[The Adventures of Louis de Rougemont by Louis de Rougemont]@TWC D-Link bookThe Adventures of Louis de Rougemont CHAPTER XIII 15/33
You see, the natives would watch me cutting boughs with it, or procuring honey by cutting down branches with an ease that caused them to despise their own rude stone axes. The case of treachery I have just described was not an isolated one, but I am bound to say such occurrences were rare in the interior--although more or less frequent about the western shores of the Gulf of Carpentaria.
At any rate, this was my experience. During our journey from my home to the shores of the Gulf, I remember coming across a flat country from which the natives had apparently disappeared altogether.
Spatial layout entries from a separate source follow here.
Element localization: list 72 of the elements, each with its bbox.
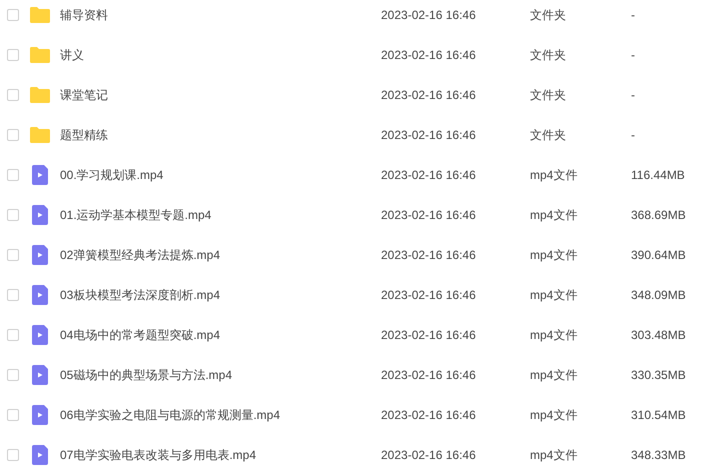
file-size: 330.35MB xyxy=(631,368,686,382)
file-name[interactable]: 讲义 xyxy=(60,46,381,64)
file-name[interactable]: 05磁场中的典型场景与方法.mp4 xyxy=(60,366,381,384)
file-size: 390.64MB xyxy=(631,248,686,262)
file-size: 310.54MB xyxy=(631,408,686,422)
file-name[interactable]: 课堂笔记 xyxy=(60,86,381,104)
checkbox[interactable] xyxy=(7,169,19,181)
file-size: 348.09MB xyxy=(631,288,686,302)
file-name[interactable]: 01.运动学基本模型专题.mp4 xyxy=(60,206,381,224)
file-type: 文件夹 xyxy=(530,86,567,104)
checkbox[interactable] xyxy=(7,249,19,261)
file-size: - xyxy=(631,48,635,62)
file-type: mp4文件 xyxy=(530,326,578,344)
modified-date: 2023-02-16 16:46 xyxy=(381,128,477,142)
file-name[interactable]: 题型精练 xyxy=(60,126,381,144)
file-type: 文件夹 xyxy=(530,46,567,64)
modified-date: 2023-02-16 16:46 xyxy=(381,48,477,62)
video-file-icon xyxy=(32,445,48,465)
file-type: mp4文件 xyxy=(530,366,578,384)
checkbox[interactable] xyxy=(7,9,19,21)
modified-date: 2023-02-16 16:46 xyxy=(381,208,477,222)
file-name[interactable]: 04电场中的常考题型突破.mp4 xyxy=(60,326,381,344)
checkbox[interactable] xyxy=(7,209,19,221)
file-name[interactable]: 02弹簧模型经典考法提炼.mp4 xyxy=(60,246,381,264)
file-size: - xyxy=(631,128,635,142)
checkbox[interactable] xyxy=(7,289,19,301)
folder-icon xyxy=(30,47,50,63)
checkbox[interactable] xyxy=(7,129,19,141)
checkbox[interactable] xyxy=(7,369,19,381)
file-size: 368.69MB xyxy=(631,208,686,222)
video-file-icon xyxy=(32,365,48,385)
file-type: mp4文件 xyxy=(530,286,578,304)
file-size: - xyxy=(631,88,635,102)
file-type: 文件夹 xyxy=(530,6,567,24)
modified-date: 2023-02-16 16:46 xyxy=(381,168,477,182)
modified-date: 2023-02-16 16:46 xyxy=(381,248,477,262)
checkbox[interactable] xyxy=(7,49,19,61)
file-name[interactable]: 07电学实验电表改装与多用电表.mp4 xyxy=(60,446,381,464)
folder-icon xyxy=(30,127,50,143)
file-type: mp4文件 xyxy=(530,166,578,184)
checkbox[interactable] xyxy=(7,329,19,341)
folder-icon xyxy=(30,87,50,103)
video-file-icon xyxy=(32,245,48,265)
video-file-icon xyxy=(32,325,48,345)
modified-date: 2023-02-16 16:46 xyxy=(381,448,477,462)
checkbox[interactable] xyxy=(7,409,19,421)
file-size: - xyxy=(631,8,635,22)
modified-date: 2023-02-16 16:46 xyxy=(381,408,477,422)
modified-date: 2023-02-16 16:46 xyxy=(381,8,477,22)
modified-date: 2023-02-16 16:46 xyxy=(381,328,477,342)
file-name[interactable]: 00.学习规划课.mp4 xyxy=(60,166,381,184)
file-type: mp4文件 xyxy=(530,206,578,224)
folder-icon xyxy=(30,7,50,23)
modified-date: 2023-02-16 16:46 xyxy=(381,368,477,382)
video-file-icon xyxy=(32,285,48,305)
file-size: 348.33MB xyxy=(631,448,686,462)
file-name[interactable]: 06电学实验之电阻与电源的常规测量.mp4 xyxy=(60,406,381,424)
file-name[interactable]: 辅导资料 xyxy=(60,6,381,24)
file-type: mp4文件 xyxy=(530,246,578,264)
file-type: 文件夹 xyxy=(530,126,567,144)
video-file-icon xyxy=(32,405,48,425)
file-size: 116.44MB xyxy=(631,168,685,182)
checkbox[interactable] xyxy=(7,449,19,461)
checkbox[interactable] xyxy=(7,89,19,101)
video-file-icon xyxy=(32,165,48,185)
file-type: mp4文件 xyxy=(530,406,578,424)
file-size: 303.48MB xyxy=(631,328,686,342)
video-file-icon xyxy=(32,205,48,225)
file-name[interactable]: 03板块模型考法深度剖析.mp4 xyxy=(60,286,381,304)
modified-date: 2023-02-16 16:46 xyxy=(381,88,477,102)
file-type: mp4文件 xyxy=(530,446,578,464)
modified-date: 2023-02-16 16:46 xyxy=(381,288,477,302)
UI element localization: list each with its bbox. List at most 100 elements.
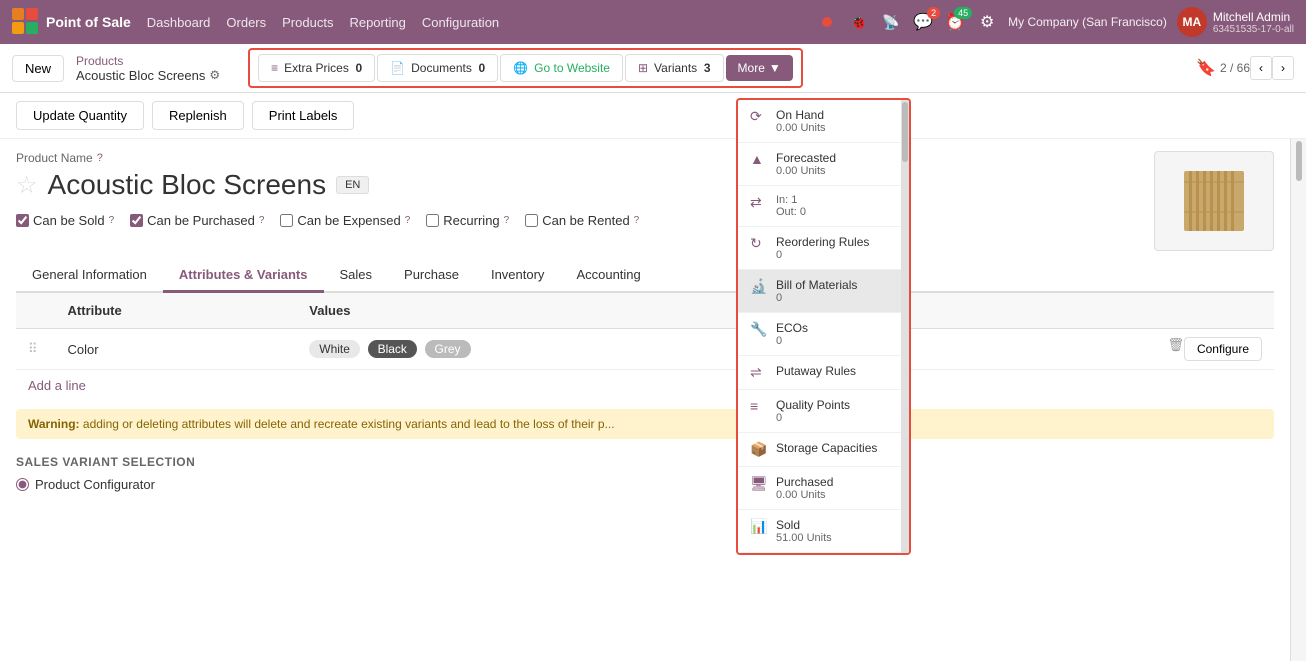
activity-icon[interactable]: ⏰ 45	[944, 11, 966, 33]
can-be-sold-checkbox[interactable]: Can be Sold ?	[16, 213, 114, 228]
product-image-svg	[1174, 161, 1254, 241]
dropdown-item-ecos[interactable]: 🔧 ECOs 0	[738, 313, 909, 356]
update-quantity-button[interactable]: Update Quantity	[16, 101, 144, 130]
dropdown-item-quality[interactable]: ≡ Quality Points 0	[738, 390, 909, 433]
recurring-checkbox[interactable]: Recurring ?	[426, 213, 509, 228]
next-page-button[interactable]: ›	[1272, 56, 1294, 80]
right-scrollbar[interactable]	[1290, 139, 1306, 661]
language-badge[interactable]: EN	[336, 176, 369, 194]
product-image[interactable]	[1154, 151, 1274, 251]
product-configurator-radio[interactable]: Product Configurator	[16, 477, 1274, 492]
tab-attributes-variants[interactable]: Attributes & Variants	[163, 259, 324, 293]
chat-badge: 2	[927, 7, 940, 19]
page-actions-bar: Update Quantity Replenish Print Labels	[0, 93, 1306, 139]
can-be-expensed-checkbox[interactable]: Can be Expensed ?	[280, 213, 410, 228]
breadcrumb-gear-icon[interactable]: ⚙	[209, 68, 220, 82]
website-icon: 🌐	[513, 61, 528, 75]
go-to-website-button[interactable]: 🌐 Go to Website	[500, 54, 623, 82]
purchased-icon: 🖥	[750, 475, 768, 492]
sales-variant-section-title: SALES VARIANT SELECTION	[16, 455, 1274, 469]
menu-reporting[interactable]: Reporting	[349, 15, 405, 30]
product-name-help-icon[interactable]: ?	[97, 152, 103, 164]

When we did come upon them, however, in the high ground I was probably guilty of some little breach of etiquette, such as _looking_ at the women--( for many reasons I always studied the various types in a tribe)--and Yamba and I were often in peril of our lives on this account.
As a rule, however, safety lay in the fact that the natives are terribly afraid of darkness, and they believe the spirits of the dead roam abroad in the midnight hours. Month after month we continued our progress in a southerly direction, although, as I have said before, we often turned north-east and even due west, following the valleys when stopped by the ranges--where, by the way, we usually found turkeys in great numbers.
We had water-bags made out of the skins of kangaroos and wallabies, and would camp wherever possible close to a native well, where we knew food was to be found in plenty. At this period I noticed that the more easterly I went, the more ranges I encountered; whilst the somewhat dreary and mostly waterless lowland lay to the west.